I read through all the pages of comments on the article, and didn't find an answer that directly adressed this to my satisfaction. Hopefully some of you all can help me out here.

I want to make sure I'm in the "Maximal Hypertrophy Range." This means a set/rep volume of 36-50. I'm also doing a 3-day-a-week full-body routine where I hit a big compound push/pull/legs movement plus one or two accessory exercises.

So say Tuesday I do flat bench for 4x7, for a volume of 28. Then Friday I do incline bench at 4x7 again, for a volume of 28. then Sunday I do decline for 4x7. Does this count as a set/rep volume of 84, or do I count each day individually?

If each day counts individually for the purposes of volume, then I definitely need to bump up my volume to be in the appropriate range, don't I? I'd have to add another set or drop weight a bit.

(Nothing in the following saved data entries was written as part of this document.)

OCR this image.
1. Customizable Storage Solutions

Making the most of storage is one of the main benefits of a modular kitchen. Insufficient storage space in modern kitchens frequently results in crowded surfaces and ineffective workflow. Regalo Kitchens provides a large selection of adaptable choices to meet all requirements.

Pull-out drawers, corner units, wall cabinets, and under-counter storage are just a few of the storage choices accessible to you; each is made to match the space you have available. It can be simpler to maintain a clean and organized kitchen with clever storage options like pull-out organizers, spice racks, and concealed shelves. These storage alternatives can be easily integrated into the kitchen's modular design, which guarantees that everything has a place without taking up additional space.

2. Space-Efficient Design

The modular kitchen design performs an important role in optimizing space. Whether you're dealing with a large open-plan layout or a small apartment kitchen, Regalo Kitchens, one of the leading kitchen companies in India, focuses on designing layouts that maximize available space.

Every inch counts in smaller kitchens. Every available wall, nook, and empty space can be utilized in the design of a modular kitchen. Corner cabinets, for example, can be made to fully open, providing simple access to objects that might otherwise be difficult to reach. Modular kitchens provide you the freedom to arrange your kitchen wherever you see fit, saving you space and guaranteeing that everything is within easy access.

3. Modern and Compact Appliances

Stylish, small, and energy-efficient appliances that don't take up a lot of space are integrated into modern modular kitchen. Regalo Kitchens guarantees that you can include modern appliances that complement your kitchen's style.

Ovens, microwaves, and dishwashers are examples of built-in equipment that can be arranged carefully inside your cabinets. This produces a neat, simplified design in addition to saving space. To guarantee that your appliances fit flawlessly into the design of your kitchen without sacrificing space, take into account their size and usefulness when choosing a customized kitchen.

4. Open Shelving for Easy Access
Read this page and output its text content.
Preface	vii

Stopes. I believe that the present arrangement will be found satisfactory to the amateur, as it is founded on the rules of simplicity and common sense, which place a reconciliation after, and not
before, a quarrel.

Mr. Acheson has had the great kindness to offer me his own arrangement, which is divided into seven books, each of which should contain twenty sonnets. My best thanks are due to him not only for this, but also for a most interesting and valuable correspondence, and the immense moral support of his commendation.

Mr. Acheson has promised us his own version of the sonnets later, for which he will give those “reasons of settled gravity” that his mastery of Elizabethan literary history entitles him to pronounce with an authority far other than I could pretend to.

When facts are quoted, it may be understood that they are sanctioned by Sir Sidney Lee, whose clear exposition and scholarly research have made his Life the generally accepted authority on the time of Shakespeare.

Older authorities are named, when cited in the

What I'm getting at is that I'm confused as to the time period in which the volume needs to be achieved.

If I were doing a split routine, I could theoretically have a chest day where I do flat, incline, decline bench for 4x7 and a volume of 84 in one day, then wait a week and do it again. In my full-body routine, however, I still get about 84 but it's spread over 3 workouts.

Thanks for the help.


You should be using different sets/reps for each day rather than doing 4x7 each time. You'll want more variety. Look at some of Waterbury's programs and you'll see how he varies the sets/reps each time you train the same muscle group.


yeah i think if you keep picking the same set/rep schemes and intensity levels(% of 1RM) you'll mess yourself up you need to vary it. Oh and the so-called "Bible of Hypertrophy Range" is per workout.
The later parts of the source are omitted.